What I Ate: June 29, 2009

Posted 29 June, 2009 at 11:19pm by Michael Chu
(Filed under: Food, What I Ate)

Dinner: I cooked a large (2-1/2 pound) USDA Prime bone-in ribeye steak. Low and slow in the oven at 200°F until the interior was a little over 130°F. Then I finished it on the stove top in a fry pan with half a stick of butter. This piece had the largest spinalis dorsi (the ribeye cap) that I've ever seen. I trimmed the cap off the ribeye and served that to Tina and myself. This is the best steak I've cooked since moving to Texas and one of the better ones I've ever done. I'm especially proud since I previously did steaks only on the grill (which I don't have anymore) and it's been difficult for me to get my steaks to where I like them to be with my indoor cooking equipment.
Ribeye steak

I sauteed fresh okra pods that I purchased yesterday with a chopped up jalapeno chile in the butter that I used to form the crust on the steak. The beef and the okra together made one of the most satisfying dinners I've had in a while.
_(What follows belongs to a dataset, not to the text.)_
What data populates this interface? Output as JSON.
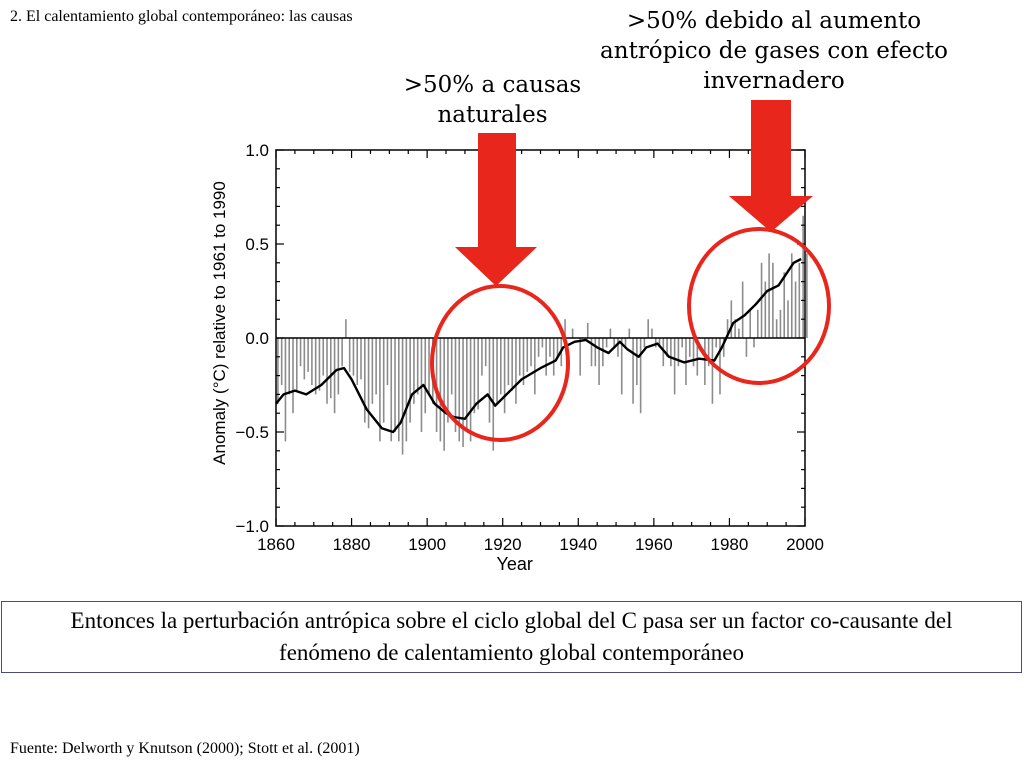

Lunch: We each made ourselves a platter of assorted meats and veggies. I had a few slices of Rosemary Olive Oil Bread, Olive Mortadella, Head Cheese, Pastrami, Smoked Sockeye Salmon, Radishes, and English Cucumber with a small dollop of Grey Poupon white wine mustard.
Platter of Assorted Meats

3 comments to What I Ate: June 29, 2009

Don, June 30th, 2009 at 8:37 am:

  • It sounds like a really good home cooking day.

Nate, July 1st, 2009 at 11:26 pm:

  • What made you do the "start low finish high" method versus the usual "start high finish low"?

Michael Chu, July 2nd, 2009 at 6:51 am:

  • The size of the cut. With a thinner cut, the sear is more important for flavor - so I execute that first. The steak might not be able to handle much more than a sear. With the thicker cut, I could do the sear first, then slow cook or vice versa and it wouldn't make a difference. I find it easier to bring it up to the temperature I want in the oven first and then let it cool a little bit (or a lot depending on when I'm ready to eat) before frying it in the pan to finish.